Why not propose a series of budget cuts along with the tax cuts? At the very least, it separates the serious from the sophists. At best, it results in cutting government and taxes. Alas, the budget cuts never seem to follow the tax cuts. Unfortunately for the GOP, they punted on cutting government in anticipation of the tax cuts.

Republicans imagined that they traded a difficult problem for an easier one by shifting from health care to tax cuts, and in a sense they did. Goldman Sachs gives the plan a 65 percent chance of passing, and Warren Buffett similarly judged odds of it becoming law “higher than most people think.” But reining in health care costs, for the government and individuals, would have made the tax cut argument much stronger, particularly among the party’s outliers who sank the Obamacare replacement bill.

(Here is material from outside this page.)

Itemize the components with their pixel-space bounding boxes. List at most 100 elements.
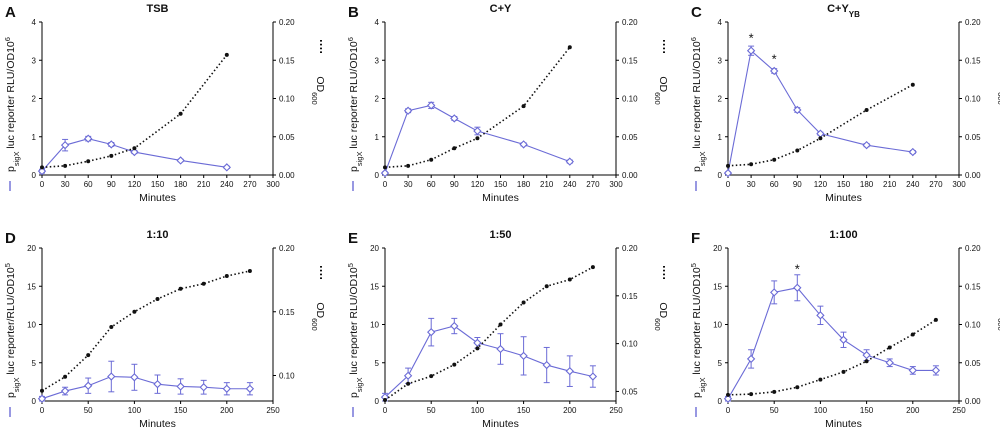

Health care eats up more of the federal budget than any other issue. Aside from education, health care generally costs state governments the most, too. Taking government completely out of the equation, health care eats up a massive portion of individual budgets as well.

The GOP enjoyed an excellent opportunity to negate Corker’s point. Health care represents a budget abyss. Reform, if done right, meant lower deficits. It also meant, in effect, a tax cut. Medical expenses, not taxes, weigh most heavily on Americans. Our annual health care costs appear roughly at parity with federal revenues. And whereas revenues as a percentage of GDP remain roughly in the same place they have been since 1970, health care costs as a percentage of GDP have more than doubled since that time.

Want to unleash the American economy? Health care, boasting a bureaucracy every bit as byzantine as the federal government’s, is where the action is.

Hunt Lawrence is a New York-based investor. Daniel Flynn is the author of five books.